When we think of Ancient Greek sculptural production, what comes to mind are the beautiful white marble friezes or the immaculate grand statues of gods and goddesses. Although it is broadly commonplace to think that all Ancient Greek, and later Roman, production was created colourless, the myth of whiteness is actually a Renaissance invention.
Classical Statues and Renaissance
At that time many ancient statues were excavated and most of them had lost their original pigmentation due to the very long exposure to the elements. Renaissance artists crafted their own work following Greek and Roman classical examples, which they thought to have been completely colourless. This artistic trend was further carried out during the Neoclassical Period in the 18th century, when more and more ancient pieces were uncovered during various archaeological missions.
Neoclassicism and Winckelmann
Although many samples had substantial traces of pigmentation, the idolization of whiteness pervaded the work of many artists and art critics, such as Johann Joachim Winckelmann, considered the father of art history. He wrote: “The whiter the body is, the more beautiful it is as well. Colour contributes to beauty, but it is not beauty. Colour should have a minor part in the consideration of beauty, because it is not (colour) but structure that constitutes its essence.”
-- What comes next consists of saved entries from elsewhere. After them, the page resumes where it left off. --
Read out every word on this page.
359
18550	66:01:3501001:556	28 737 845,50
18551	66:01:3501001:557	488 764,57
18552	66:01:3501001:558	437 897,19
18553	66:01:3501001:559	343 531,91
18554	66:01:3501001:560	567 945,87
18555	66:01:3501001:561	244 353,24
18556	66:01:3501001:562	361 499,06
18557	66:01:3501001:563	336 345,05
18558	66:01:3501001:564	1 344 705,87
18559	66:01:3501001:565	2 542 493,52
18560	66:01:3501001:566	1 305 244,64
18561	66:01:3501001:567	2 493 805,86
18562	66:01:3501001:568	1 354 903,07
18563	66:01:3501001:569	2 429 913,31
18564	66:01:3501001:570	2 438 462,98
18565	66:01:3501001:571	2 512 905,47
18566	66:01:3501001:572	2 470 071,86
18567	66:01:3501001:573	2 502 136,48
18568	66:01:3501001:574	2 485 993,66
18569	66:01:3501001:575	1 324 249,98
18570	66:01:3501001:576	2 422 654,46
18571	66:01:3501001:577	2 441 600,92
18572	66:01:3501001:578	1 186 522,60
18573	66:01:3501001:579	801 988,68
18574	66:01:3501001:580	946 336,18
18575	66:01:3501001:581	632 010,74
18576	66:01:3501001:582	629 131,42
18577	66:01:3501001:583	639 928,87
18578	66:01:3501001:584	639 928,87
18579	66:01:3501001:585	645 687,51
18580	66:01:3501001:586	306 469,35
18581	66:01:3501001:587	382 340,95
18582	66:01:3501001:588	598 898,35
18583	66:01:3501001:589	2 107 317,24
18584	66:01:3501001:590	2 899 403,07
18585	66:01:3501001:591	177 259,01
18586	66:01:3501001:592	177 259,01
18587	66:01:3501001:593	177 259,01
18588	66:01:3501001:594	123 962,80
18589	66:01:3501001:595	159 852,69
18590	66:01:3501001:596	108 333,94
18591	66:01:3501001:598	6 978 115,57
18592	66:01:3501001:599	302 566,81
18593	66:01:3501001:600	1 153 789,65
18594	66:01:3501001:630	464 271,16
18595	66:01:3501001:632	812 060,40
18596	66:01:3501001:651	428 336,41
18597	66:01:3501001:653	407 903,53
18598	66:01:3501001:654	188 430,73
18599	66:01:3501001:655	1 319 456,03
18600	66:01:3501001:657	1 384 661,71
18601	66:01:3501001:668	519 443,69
Polychromy on Statuary and Pottery Production
Interestingly, not only marble statuary production but also pottery statuettes were painted. A number of materials were used in antiquity to obtain the different pigments. Most of them were natural, like pink madder, obtained from a plant’s root and used since Ancient Egyptian times combined with chalk to create a pale pink colour. Others were more complex to create, like Egyptian blue, named so in the 19th century and extensively employed until the end of the Roman Empire. This type of blue was the first synthetic colour created by men through a mixture of silica, lime, copper and an alkali. Colour was applied to the surface of the statues after firing and then glossed with a layer of beeswax that was applied as the finishing touch to seal the colours on the statues. Some statues were also extensively gilded though the application of gold leaf.